On the particle physics side of this problem, one can create a high-mass degenerate object if one can find a stable Fermion—a particle that obeys the Pauli exclusion principle—with a mass much less than the proton's. The problem with finding such a particle is that few suitable particles are known. Most fundamental particles are heavier than the proton, and they are unstable, so they rapidly decay away. The muon is a Fermion that is lighter than the proton, but it is also unstable. The pion is lighter than the proton, but it is not a Fermion, so it cannot provide degeneracy pressure; it is also unstable. Only the quarks, which make up the protons and neutrons, are suitable alternatives to the proton and the neutron for providing mass and degeneracy pressure, but objects created out of quarks are highly speculative and are generally no more massive than neutron stars. In fact, theorists studying compact stars composed of “deconfined” quarks (quarks no longer confined to protons and neutrons) find that they are about 20% smaller in radius than neutron stars of equivalent mass. This smaller size implies that quark degenerate objects have a lower value for their upper mass limit than do the neutron stars because of the effects of general relativity.

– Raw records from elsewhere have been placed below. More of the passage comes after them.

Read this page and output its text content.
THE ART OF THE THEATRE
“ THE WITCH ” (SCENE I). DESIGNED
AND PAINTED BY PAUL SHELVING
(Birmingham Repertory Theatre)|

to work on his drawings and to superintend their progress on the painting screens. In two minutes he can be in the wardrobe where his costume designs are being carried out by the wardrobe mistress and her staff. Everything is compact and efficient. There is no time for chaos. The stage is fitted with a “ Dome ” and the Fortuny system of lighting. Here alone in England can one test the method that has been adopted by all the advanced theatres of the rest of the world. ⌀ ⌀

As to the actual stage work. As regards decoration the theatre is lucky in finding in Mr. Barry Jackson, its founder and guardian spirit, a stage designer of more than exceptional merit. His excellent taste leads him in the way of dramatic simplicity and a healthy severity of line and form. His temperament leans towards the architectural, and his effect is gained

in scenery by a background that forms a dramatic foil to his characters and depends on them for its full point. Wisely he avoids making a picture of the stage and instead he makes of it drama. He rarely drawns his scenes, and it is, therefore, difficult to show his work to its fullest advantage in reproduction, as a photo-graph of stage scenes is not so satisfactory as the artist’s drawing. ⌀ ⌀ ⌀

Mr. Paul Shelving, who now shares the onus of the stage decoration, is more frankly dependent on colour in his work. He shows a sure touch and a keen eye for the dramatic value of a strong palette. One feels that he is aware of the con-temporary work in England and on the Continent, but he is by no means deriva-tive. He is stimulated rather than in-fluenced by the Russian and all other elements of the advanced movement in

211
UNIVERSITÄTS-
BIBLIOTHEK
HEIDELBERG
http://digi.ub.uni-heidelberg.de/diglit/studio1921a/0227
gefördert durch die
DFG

The largest black hole candidates are those at the center of galaxies. The black hole candidate at the center of the Milky Way, Sgr A*, has a mass of 3.6×106 solar masses. For something this massive to be a stable degenerate object, it would have to be composed purely of Fermions with the mass of the electron, but the only particles meeting this criterion are the electron and the positron, and because the second is the antiparticle of the first, they would combine to produce gamma-rays rather than exist together in a stable body.
The very fact that no object of over 1 solar mass with a radius intermediate between the degenerate dwarf and the neutron star has been found supports the belief that stable degenerate objects can only be created from electrons, protons, neutrons, and quarks. Particle physics therefore does not spare us the existence of black holes.
If black holes do not exist, the culprit would be a gravity that departs from general relativity. The degenerate dwarf is unstable at high mass because its Newtonian gravitational field is proportional to R−2. General relativity changes this relationship when the object's radius approaches the event horizon radius of a black hole of comparable mass, but in a way that causes the star to be more unstable to gravitational collapse. The mass at which a neutron star is unstable under general relativity is therefore lower than that of a neutron star with a Newtonian gravitational field.
If gravity behaved differently than is predicted by general relativity, however, our universe could be free of black holes. This would require a theory of gravity where the gravitational force exerted within the star rises less rapidly with decreasing radius than R−2. If gravity behaved in this way at some point, which would mean deviating from Newtonian gravity at some point as the object shrinks, any object, regardless of how massive it is, could be stabilized by the degeneracy pressure exerted by neutrons, protons, or deconfined quarks.
Under the currently accepted theories, there are no degenerate objects of high mass, and the very massive objects in our universe are inevitably black holes. This means that Sgr A* is a massive black hole in our theories, and if in reality it is not a black hole, then general relativity is likely an incorrect theory of gravity.